Inicialmente é importante destacar que Giddens vai trabalhar conceitos relacionados ao Welfare State, seguindo uma linha de pensamento que o próprio autor afirma ser alternativa. Assunto central dos trabalhos de Giddens é aquela que o autor chama Sociedade Pós-tradicional. Giddens parte sua análise do pensamento da esquerda que afirma a proteção do Welfare State essencial para o significado da sociedade civilizada. Os doentes, os velhos, os necessitados, não podem estar abandonados e o Welfare State propiciaria oportunidades destas pessoas de levar uma vida social aceitável pela ação do governo. A noção do socialismo reformista pressupões que o Estado organiza a previdência, intervindo na Economia a fim de tornar a ordem social mais equitativa. Por isso, Giddens diz que o Previdencial parece limitar o Estado. Giddens vai ver então o Estado Moderno sendo definido por essa intervenção que poderia fazer parte de sua forma administrativa. O pauperismo aparece então como elemento fundamental na constituição do Welfare State, sendo circunstância necessária para a instalação da sociedade civil enquanto tal. Giddens destaca que não se deve buscar as origens do Welfare State nas tentativas de reprimir o pauperismo, mas sim no desenvolvimento que Claus Offe chamou de proletarização ativa contra proletarização passiva. A intervenção do Estado foi fundamental para ligar essas duas formas e primordial no processo de transformação do Estado administrativo em Welfare State. Mas essa não é uma questão relacionada com uma compatibilidade funcional entre o Estado e o Capitalismo. Foi a percepção de que a política social era necessária para proteger os indivíduos quando fora do mercado, já que no mundo industrial as fontes tradicionais de apoio sucumbiram. Em menor medida, o Welfare State é resultado dos movimentos dos trabalhadores por melhores condições.

Surgem então como fontes estruturais do Welfare State (1) as instituições previdenciais: trabalho assalariado com um papel central e definidor; (2) o Estado-nação: noção de solidariedade nacional, o Estado sendo visto pelo povo como um “pai”; e (3) a administração de risco: a previdência é um seguro social, uma maneira de lidar com acasos previsíveis. O seguro social aqui não refletia as percepções de injustiça, mas a ascensão da idéia de que a vida social e econômica podia ser humanamente controlada.

Após a guerra o Welfare State se consolidou com base no símbolo do Estado-nação, resolvendo o problema social e assegurando a eficiência econômica. Os novos problemas agora apareciam em três temáticas: trabalho, solidariedade e a administração de risco (vida social e econômica cada vez mais instável, propensa a mudanças aceleradas).

O Welfare State ampliou a equação do trabalho com o emprego assalariado e, posteriormente, com a entrada da mulher no mercado de trabalho.

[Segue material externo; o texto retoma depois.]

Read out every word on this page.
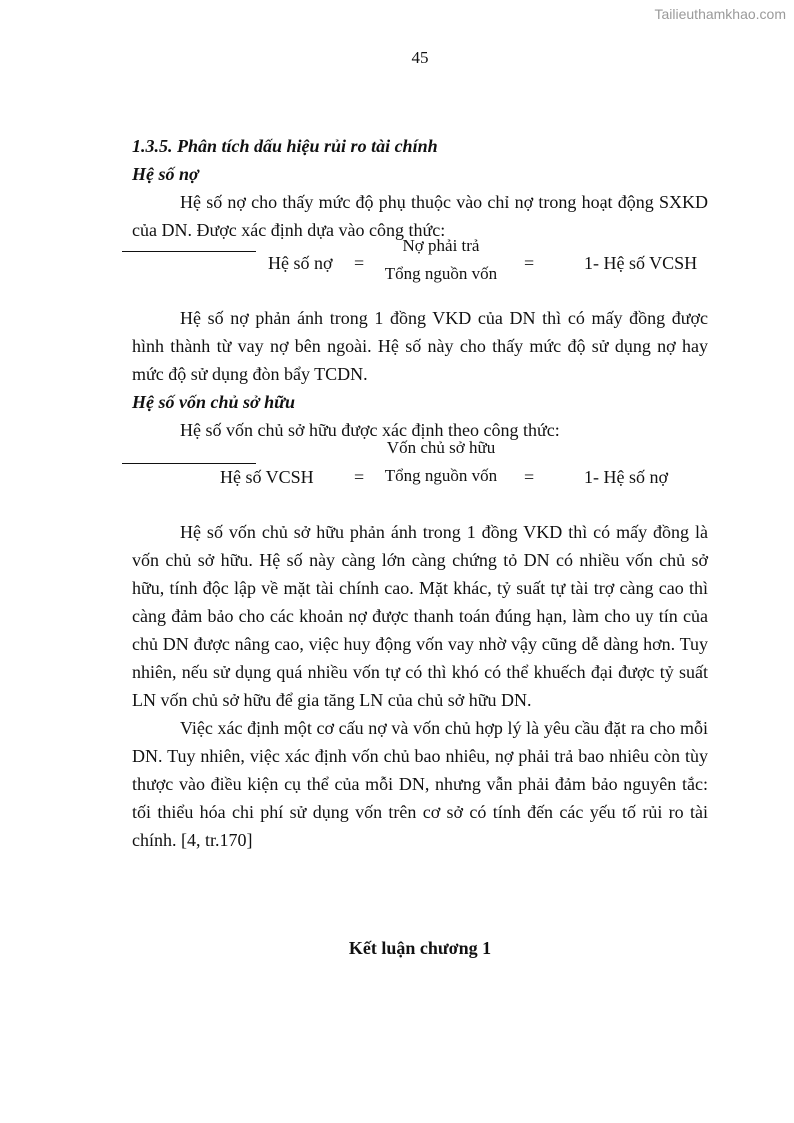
Tailieuthamkhao.com
45
1.3.5. Phân tích dấu hiệu rủi ro tài chính
Hệ số nợ

Hệ số nợ cho thấy mức độ phụ thuộc vào chỉ nợ trong hoạt động SXKD của DN. Được xác định dựa vào công thức:

Hệ số nợ =
Nợ phải trả
Tổng nguồn vốn
=	1- Hệ số VCSH

Hệ số nợ phản ánh trong 1 đồng VKD của DN thì có mấy đồng được hình thành từ vay nợ bên ngoài. Hệ số này cho thấy mức độ sử dụng nợ hay mức độ sử dụng đòn bẩy TCDN.

Hệ số vốn chủ sở hữu

Hệ số vốn chủ sở hữu được xác định theo công thức:

Hệ số VCSH =
Vốn chủ sở hữu
Tổng nguồn vốn	=	1- Hệ số nợ

Hệ số vốn chủ sở hữu phản ánh trong 1 đồng VKD thì có mấy đồng là vốn chủ sở hữu. Hệ số này càng lớn càng chứng tỏ DN có nhiều vốn chủ sở hữu, tính độc lập về mặt tài chính cao. Mặt khác, tỷ suất tự tài trợ càng cao thì càng đảm bảo cho các khoản nợ được thanh toán đúng hạn, làm cho uy tín của chủ DN được nâng cao, việc huy động vốn vay nhờ vậy cũng dễ dàng hơn. Tuy nhiên, nếu sử dụng quá nhiều vốn tự có thì khó có thể khuếch đại được tỷ suất LN vốn chủ sở hữu để gia tăng LN của chủ sở hữu DN.

Việc xác định một cơ cấu nợ và vốn chủ hợp lý là yêu cầu đặt ra cho mỗi DN. Tuy nhiên, việc xác định vốn chủ bao nhiêu, nợ phải trả bao nhiêu còn tùy thược vào điều kiện cụ thể của mỗi DN, nhưng vẫn phải đảm bảo nguyên tắc: tối thiểu hóa chi phí sử dụng vốn trên cơ sở có tính đến các yếu tố rủi ro tài chính. [4, tr.170]

Kết luận chương 1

O sistema taylorista assimilado pelo Estado constituiu o Welfare State como um estado nacional integrado no qual o corporativismo ampliava a solidariedade social. Hoje o modelo do trabalhador permanente e protegido passa a ser atacado por outros modos concorrentes de organização do trabalho: aumento do trabalho de tempo parcial, interrupções “voluntárias”de carreira, auto-emprego e trabalho domiciliar. Essa nova situação, fruto do processo de globalização e da mundialização da economia tem, para Giddens, relação com o declínio do Welfare State e o caráter inconstante da ordem global. Mas tal evidência parece encoberto pelos sucessos políticos do neoliberalismo que vê um Welfare State sobrecarregado e o ataca em nome da libertação da empresa competitiva, responsável pelas novas relações sociais. Mas há um ponto paradoxal apontado por Giddens quando os políticos da Nova Direita reivindicam um estado forte na arena internacional.

Uma das teses sobre as pressões ao Welfare State é o argumento de que ele foi enfraquecido por seus próprios sucessos. É quando o clima econômico se torna adverso, quando aqueles que mais se beneficiaram passam a proteger a posição que alcançaram contra grupos em condições mais desfavoráveis. Conseqüências da nova sociedade global: O Welfare State tem sido organizado principalmente em termos de risco externo. As provisões de seguridade social buscam essencialmente dar cobertura a todas aquelas circunstâncias nas quais os indivíduos encontram-se incapazes de alcançar um determinado nível básico de renda e de recursos. Assim, os problemas do Welfare State têm sido vistos em termos fiscais. Para G, as tentativas de redistribuição de riqueza ou renda por meios de medidas fiscais e sistemas previdencias ortodoxos não funcionaram de modo geral. Isso é válido dentro de sistemas previdenciais dos Welfare State de países industrializados e entre as nações ricas e empobrecidas do mundo.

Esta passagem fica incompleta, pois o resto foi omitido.